Il C., compiuti gli studi di medicina allo Studio di Padova, intraprese la carriera dell'insegnamento, ottenendo nel 1553 la cattedra di medicina pratica straordinaria in terzo loco; passò nel 1561 a quella di medicina teorica straordinaria in secondo loco, che nel 1564 lasciò per diventare collega di Antonio Fracanziano alla cattedra di medicina pratica ordinaria, ricoperta poi per 35 anni. Morto il Fracanziano, il C. fu collega di Gerolamo Mercuriali (prima in secondo loco, poi pareggiato al primo loco) assieme al quale nel 1576 si recò a Venezia, dove infuriava una gravissima epidemia giunta da Trento che doveva sterminare cinquantamila persone.
La conclusione cui giunsero i due medici padovani, esaminando gli effetti del male, fu che non si trattava di una pestilenza, né aveva alcun carattere di contagiosità; tale parere non garbò ai Veneziani, che avevano accolto trionfalmente i due famosi medici, e che li espulsero dalla città in modo non molto onorevole.
Questo incidente non scosse la reputazione di cui il C. godeva da lungo tempo a Padova, sia in medicina generale, sia nella cura delle febbri o della lue; tale reputazione era dovuta anche al fatto che il C. si era sempre tenuto al di fuori delle dispute e polemiche, tradizionalmente aspre dell'Ateneo patavino.
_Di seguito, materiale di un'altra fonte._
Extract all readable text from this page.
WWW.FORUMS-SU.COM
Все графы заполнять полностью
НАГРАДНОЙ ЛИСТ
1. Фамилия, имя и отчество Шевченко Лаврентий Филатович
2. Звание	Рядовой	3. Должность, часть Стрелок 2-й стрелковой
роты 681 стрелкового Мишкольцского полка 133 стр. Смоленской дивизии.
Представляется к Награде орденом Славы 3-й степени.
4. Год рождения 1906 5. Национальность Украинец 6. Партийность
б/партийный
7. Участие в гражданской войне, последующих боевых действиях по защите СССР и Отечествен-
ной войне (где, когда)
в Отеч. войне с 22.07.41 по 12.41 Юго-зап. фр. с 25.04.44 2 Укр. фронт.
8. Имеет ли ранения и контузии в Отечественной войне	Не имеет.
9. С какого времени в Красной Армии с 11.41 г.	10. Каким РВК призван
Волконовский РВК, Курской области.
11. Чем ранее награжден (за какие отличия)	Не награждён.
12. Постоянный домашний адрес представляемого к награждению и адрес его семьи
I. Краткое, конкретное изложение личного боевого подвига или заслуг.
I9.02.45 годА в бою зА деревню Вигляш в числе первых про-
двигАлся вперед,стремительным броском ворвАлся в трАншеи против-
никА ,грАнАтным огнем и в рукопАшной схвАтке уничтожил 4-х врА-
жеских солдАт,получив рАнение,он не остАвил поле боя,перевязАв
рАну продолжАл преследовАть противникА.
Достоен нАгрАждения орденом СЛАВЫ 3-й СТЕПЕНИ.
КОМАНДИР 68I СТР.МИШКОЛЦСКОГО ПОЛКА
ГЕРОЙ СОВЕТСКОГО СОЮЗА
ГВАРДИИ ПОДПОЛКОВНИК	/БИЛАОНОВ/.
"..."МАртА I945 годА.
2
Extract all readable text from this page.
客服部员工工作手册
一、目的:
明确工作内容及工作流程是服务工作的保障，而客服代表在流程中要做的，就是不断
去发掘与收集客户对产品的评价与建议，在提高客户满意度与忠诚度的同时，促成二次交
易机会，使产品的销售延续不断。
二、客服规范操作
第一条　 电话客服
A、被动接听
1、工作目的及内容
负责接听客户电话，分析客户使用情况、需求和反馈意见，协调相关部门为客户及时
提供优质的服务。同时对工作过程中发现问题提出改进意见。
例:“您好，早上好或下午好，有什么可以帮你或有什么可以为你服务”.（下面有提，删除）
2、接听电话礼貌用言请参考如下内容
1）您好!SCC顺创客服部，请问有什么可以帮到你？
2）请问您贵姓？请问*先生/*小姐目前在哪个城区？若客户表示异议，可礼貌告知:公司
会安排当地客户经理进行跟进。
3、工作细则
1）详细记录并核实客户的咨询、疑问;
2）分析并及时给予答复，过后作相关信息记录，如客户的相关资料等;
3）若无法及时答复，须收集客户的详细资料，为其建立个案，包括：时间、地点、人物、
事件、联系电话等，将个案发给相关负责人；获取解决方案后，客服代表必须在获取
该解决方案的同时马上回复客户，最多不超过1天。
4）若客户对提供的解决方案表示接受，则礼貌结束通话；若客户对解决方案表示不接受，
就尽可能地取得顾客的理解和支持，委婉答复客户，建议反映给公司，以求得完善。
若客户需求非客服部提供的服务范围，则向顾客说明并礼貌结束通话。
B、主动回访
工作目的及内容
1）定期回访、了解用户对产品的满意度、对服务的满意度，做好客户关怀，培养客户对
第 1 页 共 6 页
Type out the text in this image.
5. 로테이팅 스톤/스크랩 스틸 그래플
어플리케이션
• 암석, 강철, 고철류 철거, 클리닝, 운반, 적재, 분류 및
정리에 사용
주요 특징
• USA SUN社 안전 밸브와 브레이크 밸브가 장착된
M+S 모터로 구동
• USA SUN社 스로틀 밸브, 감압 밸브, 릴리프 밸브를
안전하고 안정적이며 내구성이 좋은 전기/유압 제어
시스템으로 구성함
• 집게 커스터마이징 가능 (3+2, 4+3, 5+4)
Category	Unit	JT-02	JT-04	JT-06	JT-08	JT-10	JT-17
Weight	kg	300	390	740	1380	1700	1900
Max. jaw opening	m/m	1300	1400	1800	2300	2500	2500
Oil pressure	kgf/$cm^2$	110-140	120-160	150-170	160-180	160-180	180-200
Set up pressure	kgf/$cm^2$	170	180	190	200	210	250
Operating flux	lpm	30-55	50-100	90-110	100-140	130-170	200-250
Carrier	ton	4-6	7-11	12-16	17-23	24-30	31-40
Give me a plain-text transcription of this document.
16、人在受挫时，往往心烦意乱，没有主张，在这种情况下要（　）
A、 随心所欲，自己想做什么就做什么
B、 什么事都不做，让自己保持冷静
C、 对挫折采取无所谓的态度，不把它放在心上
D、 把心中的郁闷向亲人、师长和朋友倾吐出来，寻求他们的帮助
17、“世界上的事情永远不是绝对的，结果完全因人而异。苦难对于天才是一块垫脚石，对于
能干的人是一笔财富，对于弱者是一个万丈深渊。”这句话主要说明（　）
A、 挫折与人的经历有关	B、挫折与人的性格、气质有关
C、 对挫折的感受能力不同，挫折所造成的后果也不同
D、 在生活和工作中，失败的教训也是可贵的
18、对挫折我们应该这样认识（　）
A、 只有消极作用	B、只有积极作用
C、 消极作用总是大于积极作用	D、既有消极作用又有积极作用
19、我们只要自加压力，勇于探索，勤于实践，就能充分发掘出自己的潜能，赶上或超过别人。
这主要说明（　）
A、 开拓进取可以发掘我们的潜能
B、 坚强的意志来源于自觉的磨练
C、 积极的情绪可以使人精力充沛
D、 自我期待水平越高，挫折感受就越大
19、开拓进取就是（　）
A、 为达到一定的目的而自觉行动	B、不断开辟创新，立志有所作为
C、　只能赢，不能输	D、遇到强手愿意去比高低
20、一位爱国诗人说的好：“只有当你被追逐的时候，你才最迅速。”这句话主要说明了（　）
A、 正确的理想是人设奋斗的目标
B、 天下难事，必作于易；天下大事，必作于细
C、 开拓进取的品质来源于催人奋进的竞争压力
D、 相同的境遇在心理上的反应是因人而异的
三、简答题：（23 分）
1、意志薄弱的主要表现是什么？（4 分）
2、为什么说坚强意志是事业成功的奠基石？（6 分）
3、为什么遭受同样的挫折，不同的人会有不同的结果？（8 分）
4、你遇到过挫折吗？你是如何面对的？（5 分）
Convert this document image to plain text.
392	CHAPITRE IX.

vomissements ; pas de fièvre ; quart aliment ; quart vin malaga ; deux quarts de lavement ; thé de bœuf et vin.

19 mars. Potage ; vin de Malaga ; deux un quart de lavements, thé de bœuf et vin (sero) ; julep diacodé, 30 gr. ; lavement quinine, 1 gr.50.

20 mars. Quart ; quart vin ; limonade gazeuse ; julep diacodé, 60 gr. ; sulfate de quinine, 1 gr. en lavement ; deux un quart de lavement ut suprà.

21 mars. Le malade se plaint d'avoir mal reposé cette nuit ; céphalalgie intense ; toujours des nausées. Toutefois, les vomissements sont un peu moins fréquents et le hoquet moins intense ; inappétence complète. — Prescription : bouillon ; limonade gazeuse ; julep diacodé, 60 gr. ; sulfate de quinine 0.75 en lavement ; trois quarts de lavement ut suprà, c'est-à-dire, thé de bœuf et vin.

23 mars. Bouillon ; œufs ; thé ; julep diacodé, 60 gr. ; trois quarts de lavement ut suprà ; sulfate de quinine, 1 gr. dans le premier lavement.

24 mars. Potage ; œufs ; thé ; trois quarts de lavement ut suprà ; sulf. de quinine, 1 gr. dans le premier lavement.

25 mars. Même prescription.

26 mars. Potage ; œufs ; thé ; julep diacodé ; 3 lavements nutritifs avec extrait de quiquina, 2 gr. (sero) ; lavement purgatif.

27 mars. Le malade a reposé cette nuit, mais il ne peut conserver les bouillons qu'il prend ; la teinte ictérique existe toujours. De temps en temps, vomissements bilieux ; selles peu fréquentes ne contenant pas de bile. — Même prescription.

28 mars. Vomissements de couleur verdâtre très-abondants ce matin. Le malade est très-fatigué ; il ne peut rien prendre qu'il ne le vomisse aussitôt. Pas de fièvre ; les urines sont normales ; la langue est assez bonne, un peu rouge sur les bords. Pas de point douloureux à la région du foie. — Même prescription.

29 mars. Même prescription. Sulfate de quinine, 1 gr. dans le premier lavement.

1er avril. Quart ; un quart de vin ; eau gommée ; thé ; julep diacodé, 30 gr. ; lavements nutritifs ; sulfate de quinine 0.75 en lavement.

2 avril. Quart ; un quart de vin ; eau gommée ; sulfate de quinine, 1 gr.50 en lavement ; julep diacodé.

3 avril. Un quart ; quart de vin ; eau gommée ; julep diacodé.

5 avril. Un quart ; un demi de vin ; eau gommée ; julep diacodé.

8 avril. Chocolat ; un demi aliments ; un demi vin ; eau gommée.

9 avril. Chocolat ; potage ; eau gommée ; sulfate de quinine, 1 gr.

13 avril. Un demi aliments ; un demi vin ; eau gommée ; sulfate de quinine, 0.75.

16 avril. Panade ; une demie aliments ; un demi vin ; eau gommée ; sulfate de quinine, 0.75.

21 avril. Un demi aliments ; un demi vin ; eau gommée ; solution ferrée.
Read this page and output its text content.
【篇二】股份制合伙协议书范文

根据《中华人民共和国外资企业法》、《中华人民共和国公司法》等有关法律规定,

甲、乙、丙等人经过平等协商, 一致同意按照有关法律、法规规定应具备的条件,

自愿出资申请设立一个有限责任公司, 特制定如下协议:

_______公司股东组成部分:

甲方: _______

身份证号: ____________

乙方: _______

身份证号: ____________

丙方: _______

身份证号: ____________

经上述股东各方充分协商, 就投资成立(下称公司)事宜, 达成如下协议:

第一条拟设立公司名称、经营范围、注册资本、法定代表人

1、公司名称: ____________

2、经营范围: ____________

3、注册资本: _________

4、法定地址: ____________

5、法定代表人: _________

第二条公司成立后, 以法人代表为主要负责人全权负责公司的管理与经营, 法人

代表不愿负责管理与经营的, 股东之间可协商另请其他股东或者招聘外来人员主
Una lettera ducale dell'11 ott. 1575 lo definisce "soldato emerito nella milizia letteraria", e in effetti il C. all'esercizio della medicina aveva sempre accoppiato la passione letteraria: esperto intenditore della letteratura d'Italia e delle altre nazioni, conosceva diverse lingue, ma non pubblicò mai nulla che non avesse carattere strettamente medico.Dal 1577 prese a tenere lezioni pomeridiane sul suo metodo di cura delle malattie, in seguito a un decreto dei riformatori dello Studio con cui si stabiliva che uno solo dei professori di pratica, il più anziano, continuasse a insegnare al mattino. Quando nel 1587 al Mercuriali successe Alessandro Massaria il C. rimase profondamente indignato e deluso, tanto che avrebbe voluto ritirarsi dall'insegnamento; ma non lo fece, per le insistenze degli allievi della nazione tedesca presso i riformatori. Proprio in quell'anno fu invitato da Francesco de' Medici, granduca di Toscana, a trasferirsi a Pisa per insegnare medicina pratica in quella università con un compenso assai vantaggioso: 1500 scudi all'anno, 500 di trasferta e 2000 a mo' di premio. Ma egli, pago della ricchezza accumulata, particolarmente con la cura delle affezioni veneree (pare 18.000 scudi, somma ragguardevole per quel tempo), preferì restare a Padova, e trascorrere qui gli ultimi operosi anni della sua vita, anche se il suo stipendio era alquanto inferiore: 830 fiorini, come dichiara un avviso di pagamento del 1587.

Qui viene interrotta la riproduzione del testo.